Bu arada Kongre Bütçe Ofisinin tahminlerine göre, tarife artışlarının ABD hane halkına ortalama maliyeti yılda 1300 dolar oldu. İşletmeler yatırımlarını erteledi, Trump’ın 2017’de getirdiği vergi kesintilerinden sağladıkları kazancın bir kısmı bu kayıplarla yok oldu.
ABD-Çin İş Konseyinin Oxford Economics ile yaptığı araştırma, ABD’de tarifeler nedeniyle 245 bin kişinin işsiz kaldığını ortaya koydu. Raporda, tarifelerdeki ılımlı bir azaltmanın dahi 2025’e kadar 145 bin kişiye istihdam sağlayabileceği kaydedildi.
Trump, tarife artışlarının ardından Çinli telekomünikasyon şirketi Huawei’in ve ulusal güvenliğe, ABD’nin sektördeki liderliğine tehdit olarak değerlendirilen diğer teknoloji şirketlerinin ABD’de üretilen teknolojiye erişimini engelleme yönünde adımlar attı.
ABD vatandaşlarının, Washington’ın “orduyla bağlantılı olduğunu” iddia ettiği şirketlerdeki hisse yatırımlarını elden çıkarması istendi.
Çin Komünist Partisi, bu hamlelere, Çin’in son 20 yılda “kendine yeterli bir teknolojik güç olma” hedefi doğrultusunda yürüttüğü kampanyayı hızlandırarak karşılık verdi.
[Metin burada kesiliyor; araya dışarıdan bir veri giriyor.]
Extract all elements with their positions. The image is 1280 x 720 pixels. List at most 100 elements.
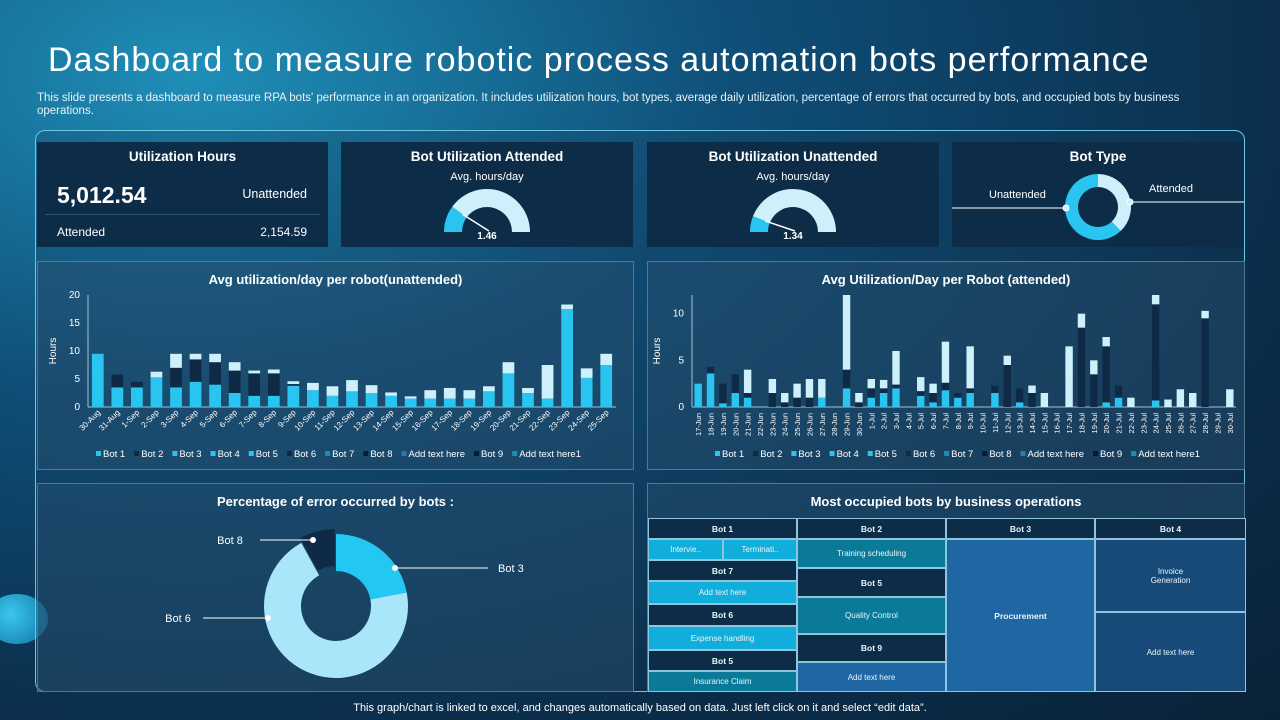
leader-dot: [310, 537, 316, 543]
treemap-bot-header: Bot 9: [797, 634, 946, 662]
bar-segment: [793, 397, 801, 407]
utilization-hours-card: Utilization Hours 5,012.54 Unattended At…: [37, 142, 328, 247]
bar-segment: [541, 365, 554, 399]
bar-segment: [1028, 385, 1036, 393]
decorative-orb: [0, 594, 48, 644]
gauge-fill: [750, 216, 770, 232]
chart-title: Avg utilization/day per robot(unattended…: [208, 272, 463, 287]
leader-dot: [265, 615, 271, 621]
legend-item: Bot 5: [256, 449, 278, 460]
treemap-bot-header: Bot 4: [1095, 518, 1246, 539]
x-tick-label: 27-Jun: [818, 413, 827, 436]
x-tick-label: 24-Jun: [781, 413, 790, 436]
bar-segment: [966, 388, 974, 393]
legend-item: Bot 8: [989, 449, 1011, 460]
x-tick-label: 30-Jun: [855, 413, 864, 436]
x-tick-label: 29-Jun: [843, 413, 852, 436]
gauge-value: 1.34: [783, 231, 803, 242]
bar-segment: [1151, 304, 1160, 401]
legend-swatch: [905, 451, 911, 456]
x-tick-label: 1-Jul: [867, 413, 876, 430]
bar-segment: [991, 385, 999, 393]
gauge-needle: [462, 213, 490, 232]
bar-segment: [793, 383, 801, 398]
x-tick-label: 3-Sep: [159, 408, 181, 430]
bar-segment: [561, 304, 573, 309]
gauge-remainder: [452, 189, 530, 232]
bar-segment: [443, 387, 456, 399]
legend-swatch: [134, 451, 140, 456]
y-tick-label: 10: [673, 309, 685, 320]
bar-segment: [731, 393, 739, 407]
x-tick-label: 1-Sep: [120, 408, 142, 430]
bar-segment: [209, 362, 221, 385]
attended-label: Attended: [57, 225, 106, 239]
legend-swatch: [363, 451, 369, 456]
gauge-subtitle: Avg. hours/day: [756, 171, 830, 183]
chart-title: Most occupied bots by business operation…: [810, 494, 1082, 509]
bar-segment: [1226, 389, 1234, 407]
bar-segment: [818, 379, 826, 398]
y-tick-label: 15: [69, 318, 81, 329]
bar-segment: [483, 386, 495, 392]
y-tick-label: 20: [69, 290, 81, 301]
legend-swatch: [401, 451, 407, 456]
gauge-fill: [444, 206, 467, 232]
bar-segment: [879, 393, 888, 407]
bar-segment: [287, 385, 300, 407]
x-tick-label: 8-Sep: [257, 408, 279, 430]
bar-segment: [867, 397, 875, 407]
legend-item: Bot 4: [218, 449, 240, 460]
unattended-chart-panel: Avg utilization/day per robot(unattended…: [37, 261, 634, 470]
bar-segment: [209, 384, 221, 407]
bar-segment: [1102, 346, 1110, 403]
bar-segment: [189, 381, 202, 407]
x-tick-label: 5-Sep: [198, 408, 220, 430]
legend-item: Add text here1: [1138, 449, 1200, 460]
leader-dot: [1126, 198, 1134, 206]
bar-segment: [1090, 374, 1098, 407]
bar-segment: [781, 402, 789, 407]
legend-swatch: [1020, 451, 1026, 456]
x-tick-label: 20-Jun: [731, 413, 740, 436]
bot-type-donut: [952, 174, 1244, 240]
y-tick-label: 10: [69, 346, 81, 357]
bar-segment: [424, 398, 437, 407]
bar-segment: [1090, 360, 1098, 375]
chart-title: Percentage of error occurred by bots :: [217, 494, 454, 509]
x-tick-label: 7-Sep: [237, 408, 259, 430]
bot-type-card: Bot Type Unattended Attended: [952, 142, 1244, 247]
bar-segment: [385, 395, 397, 407]
x-tick-label: 15-Jul: [1040, 413, 1049, 434]
legend-swatch: [512, 451, 518, 456]
gauge-remainder: [753, 188, 836, 232]
x-tick-label: 8-Jul: [954, 413, 963, 430]
legend-swatch: [867, 451, 873, 456]
legend-item: Bot 7: [332, 449, 354, 460]
x-tick-label: 19-Jul: [1090, 413, 1099, 434]
x-tick-label: 26-Jul: [1176, 413, 1185, 434]
attended-gauge: [444, 189, 530, 232]
bar-segment: [1065, 346, 1073, 407]
unattended-label: Unattended: [242, 187, 307, 201]
bar-segment: [1003, 365, 1011, 407]
bar-segment: [892, 384, 900, 389]
bar-segment: [228, 393, 241, 407]
x-tick-label: 13-Jul: [1016, 413, 1025, 434]
chart-title: Avg Utilization/Day per Robot (attended): [821, 272, 1071, 287]
bar-segment: [805, 397, 814, 407]
bar-segment: [941, 382, 950, 391]
gauge-subtitle: Avg. hours/day: [450, 171, 524, 183]
bar-segment: [941, 341, 950, 383]
bar-segment: [917, 377, 925, 392]
bar-segment: [991, 393, 999, 407]
y-tick-label: 5: [74, 374, 80, 385]
legend-item: Add text here: [409, 449, 466, 460]
x-tick-label: 17-Jun: [694, 413, 703, 436]
bar-segment: [842, 295, 851, 370]
bar-segment: [248, 373, 261, 396]
slice-attended: [1098, 174, 1131, 232]
bar-segment: [1151, 295, 1160, 305]
slice-label: Bot 3: [498, 563, 524, 575]
bar-segment: [580, 368, 593, 378]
Gümrük tarifelerin düşürülmesi, kısa vadede tek geçerli seçenek
Beyaz Saray Sözcüsü Psaki, Biden yönetiminin teknoloji bağlantılı söz konusu sorunları da değerlendirdiğini belirtirken, politika değişikliğine dair herhangi işaret vermedi.
Psaki, Biden’ın Pekin’in “gayrı adil ve yasa dışı pratikleri” nedeniyle hesap vermesi gerektiğini düşündüğünü, ABD teknolojisinin Çin’i askeri yapılanmasının geliştirilmesi için kullanılmadığından emin olmak istediğini aktardı.
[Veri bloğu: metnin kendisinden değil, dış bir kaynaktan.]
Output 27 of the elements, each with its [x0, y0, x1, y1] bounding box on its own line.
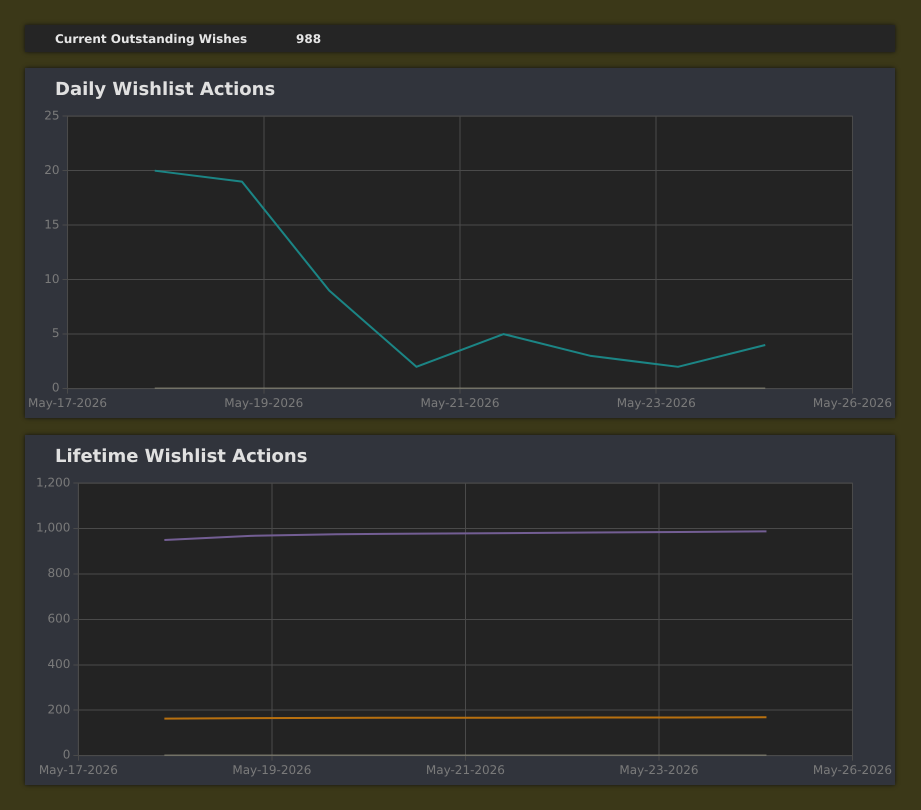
x-tick-label: May-17-2026 [38, 762, 118, 777]
x-tick-label: May-17-2026 [28, 396, 108, 410]
x-tick-label: May-26-2026 [812, 762, 892, 777]
y-tick-label: 1,000 [36, 520, 70, 535]
chart-title: Lifetime Wishlist Actions [55, 446, 308, 467]
y-tick-label: 1,200 [36, 475, 70, 490]
y-tick-label: 0 [62, 748, 70, 762]
y-tick-label: 200 [47, 702, 70, 716]
y-tick-label: 10 [44, 272, 60, 286]
chart-title: Daily Wishlist Actions [55, 79, 276, 100]
x-tick-label: May-26-2026 [812, 396, 892, 410]
y-tick-label: 0 [52, 380, 60, 395]
x-tick-label: May-19-2026 [232, 762, 312, 777]
y-tick-label: 400 [47, 656, 70, 671]
y-tick-label: 5 [52, 326, 60, 340]
y-tick-label: 25 [44, 108, 60, 122]
x-tick-label: May-23-2026 [619, 762, 698, 777]
text: Current Outstanding Wishes [55, 32, 248, 46]
x-tick-label: May-21-2026 [420, 396, 500, 410]
y-tick-label: 800 [47, 566, 70, 580]
y-tick-label: 15 [44, 217, 60, 232]
text: 988 [296, 32, 322, 46]
x-tick-label: May-19-2026 [224, 396, 304, 410]
x-tick-label: May-23-2026 [616, 396, 696, 410]
y-tick-label: 20 [44, 162, 60, 177]
y-tick-label: 600 [47, 612, 70, 626]
x-tick-label: May-21-2026 [426, 762, 505, 777]
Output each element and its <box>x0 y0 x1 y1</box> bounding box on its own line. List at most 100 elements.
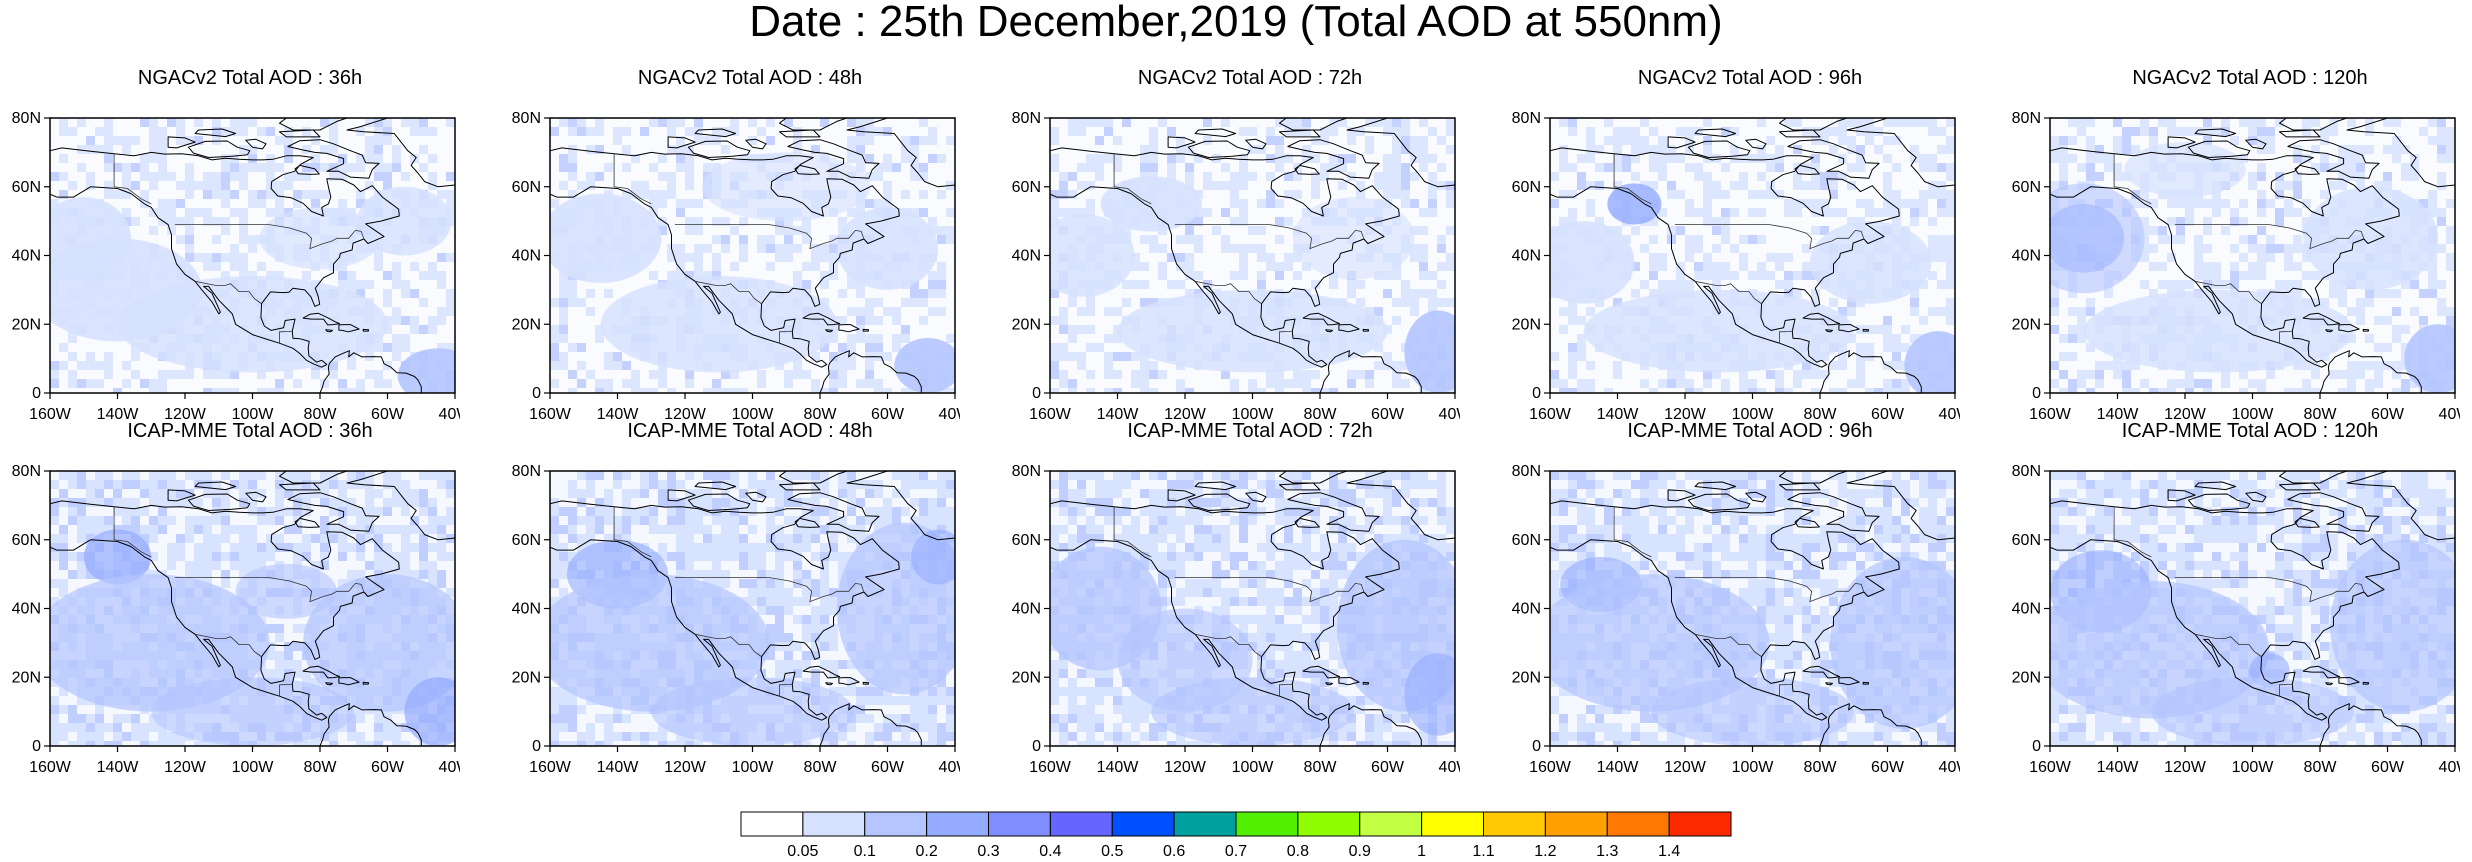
country-borders <box>1613 506 1865 697</box>
map-plot: 160W 140W 120W 100W 80W 60W 40W 0 20N 40N 60N 80N <box>2012 463 2460 776</box>
colorbar-label: 1.4 <box>1658 843 1680 860</box>
lon-tick-label: 120W <box>164 759 207 776</box>
coastline <box>1550 118 1955 393</box>
colorbar-swatch <box>864 811 928 837</box>
lon-tick-label: 160W <box>2029 759 2072 776</box>
lat-tick-label: 0 <box>2032 738 2041 755</box>
colorbar-swatch <box>1421 811 1484 837</box>
lon-tick-label: 60W <box>2371 406 2405 423</box>
map-plot: 160W 140W 120W 100W 80W 60W 40W 0 20N 40N 60N 80N <box>1512 110 1960 423</box>
lon-tick-label: 160W <box>1029 759 1072 776</box>
lat-tick-label: 0 <box>1032 385 1041 402</box>
lat-tick-label: 80N <box>1512 463 1541 480</box>
lon-tick-label: 160W <box>529 759 572 776</box>
lon-tick-label: 60W <box>371 406 405 423</box>
lon-tick-label: 100W <box>732 759 775 776</box>
country-borders <box>1113 153 1365 344</box>
lon-tick-label: 40W <box>939 406 960 423</box>
aod-field <box>1550 471 1955 746</box>
lat-tick-label: 20N <box>512 316 541 333</box>
coastline <box>1050 118 1455 393</box>
lat-tick-label: 20N <box>2012 316 2041 333</box>
lat-tick-label: 60N <box>2012 179 2041 196</box>
lon-tick-label: 60W <box>871 759 905 776</box>
lat-tick-label: 60N <box>12 532 41 549</box>
aod-field <box>550 118 955 393</box>
map-plot: 160W 140W 120W 100W 80W 60W 40W 0 20N 40N 60N 80N <box>1012 110 1460 423</box>
panel-title: ICAP-MME Total AOD : 36h <box>127 420 373 442</box>
colorbar-label: 0.5 <box>1101 843 1123 860</box>
aod-field <box>2050 118 2455 393</box>
coastline <box>550 471 955 746</box>
lon-tick-label: 40W <box>1939 759 1960 776</box>
country-borders <box>113 153 365 344</box>
lon-tick-label: 140W <box>1097 759 1140 776</box>
lat-tick-label: 20N <box>12 669 41 686</box>
lon-tick-label: 40W <box>1439 406 1460 423</box>
lat-tick-label: 80N <box>1012 110 1041 127</box>
map-panel: ICAP-MME Total AOD : 36h 160W 140W 120W 100W… <box>0 421 460 806</box>
lon-tick-label: 80W <box>804 759 838 776</box>
coastline <box>1550 471 1955 746</box>
lon-tick-label: 120W <box>1164 759 1207 776</box>
lon-tick-label: 120W <box>1664 406 1707 423</box>
lat-tick-label: 60N <box>512 179 541 196</box>
panel-title: NGACv2 Total AOD : 72h <box>1137 67 1363 89</box>
colorbar-label: 1.1 <box>1472 843 1494 860</box>
lat-tick-label: 60N <box>1512 179 1541 196</box>
lon-tick-label: 40W <box>439 406 460 423</box>
panel-title: ICAP-MME Total AOD : 120h <box>2121 420 2379 442</box>
colorbar-swatch <box>1235 811 1299 837</box>
colorbar-swatch <box>1483 811 1546 837</box>
lon-tick-label: 80W <box>1304 759 1338 776</box>
lon-tick-label: 160W <box>1529 759 1572 776</box>
lat-tick-label: 40N <box>1012 601 1041 618</box>
lon-tick-label: 40W <box>439 759 460 776</box>
lat-tick-label: 20N <box>1012 316 1041 333</box>
lon-tick-label: 120W <box>2164 406 2207 423</box>
map-plot: 160W 140W 120W 100W 80W 60W 40W 0 20N 40N 60N 80N <box>1012 463 1460 776</box>
lat-tick-label: 80N <box>512 463 541 480</box>
lat-tick-label: 20N <box>12 316 41 333</box>
colorbar-label: 0.6 <box>1163 843 1185 860</box>
country-borders <box>2113 506 2365 697</box>
map-panel: NGACv2 Total AOD : 120h 160W 140W 120W 100W 8… <box>2000 68 2460 453</box>
aod-field <box>550 471 955 746</box>
map-panel: ICAP-MME Total AOD : 96h 160W 140W 120W 100W… <box>1500 421 1960 806</box>
lat-tick-label: 0 <box>532 738 541 755</box>
lat-tick-label: 60N <box>12 179 41 196</box>
colorbar-label: 0.8 <box>1287 843 1309 860</box>
lon-tick-label: 40W <box>2439 759 2460 776</box>
lat-tick-label: 80N <box>2012 463 2041 480</box>
map-plot: 160W 140W 120W 100W 80W 60W 40W 0 20N 40N 60N 80N <box>12 110 460 423</box>
colorbar-swatch <box>1606 811 1670 837</box>
lon-tick-label: 100W <box>1732 759 1775 776</box>
coastline <box>50 471 455 746</box>
lat-tick-label: 80N <box>512 110 541 127</box>
lon-tick-label: 100W <box>732 406 775 423</box>
lon-tick-label: 120W <box>1164 406 1207 423</box>
lat-tick-label: 40N <box>12 248 41 265</box>
country-borders <box>613 506 865 697</box>
lon-tick-label: 80W <box>1804 406 1838 423</box>
lat-tick-label: 80N <box>12 110 41 127</box>
colorbar-label: 0.2 <box>916 843 938 860</box>
colorbar-swatch <box>1668 811 1732 837</box>
lon-tick-label: 140W <box>597 759 640 776</box>
lat-tick-label: 80N <box>12 463 41 480</box>
country-borders <box>613 153 865 344</box>
colorbar-swatch <box>1111 811 1175 837</box>
country-borders <box>2113 153 2365 344</box>
lon-tick-label: 100W <box>1232 759 1275 776</box>
panel-title: ICAP-MME Total AOD : 72h <box>1127 420 1373 442</box>
colorbar-label: 0.3 <box>977 843 999 860</box>
lon-tick-label: 80W <box>1304 406 1338 423</box>
lon-tick-label: 100W <box>2232 759 2275 776</box>
aod-field <box>1050 471 1455 746</box>
lat-tick-label: 0 <box>532 385 541 402</box>
lon-tick-label: 60W <box>1371 406 1405 423</box>
colorbar-swatch <box>802 811 866 837</box>
panel-title: NGACv2 Total AOD : 36h <box>137 67 363 89</box>
coastline <box>2050 118 2455 393</box>
panel-title: NGACv2 Total AOD : 48h <box>637 67 863 89</box>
JP Morgan Varlık Yönetimi Ekonomisti Sylvia Sheng, Biden yönetiminde ABD ile Çin ilişkilerinin geleceğine dair yayımladığı raporda, “ABD’de Çin’e yönelik mevcut şahin eğilimlerinin azalacağını öngörmek zor.” değerlendirmesinde bulundu.
Batı’daki diğer ekonomistler ve uzmanlar da tarifelerin azaltılmasının ve teknoloji ile finansal piyasalara erişim engellerinin kaldırılmasını kısa vadede olası görmediklerini belirtiyor.
Pekin’deki Uluslararası İşletme ve Ekonomi Üniversitesi DTÖ Çalışmaları Enstitüsü Direktörü Tu Şinçuan, Biden yönetiminin teknolojiye erişim engellerini kaldırmayacağını çünkü “Çin’i rakip olarak gördüğü” fakat gümrük tarifelerin düşürülmesinin kısa vadede tek geçerli seçenek olacağını savundu.
Tu’ya göre, Biden, tarifelerin azaltılmasını, DTÖ’nün tarife artışlarının kurallara uygun yapılmadığına ilişkin görüşünü ileri sürerek savunabileceğini belirtti.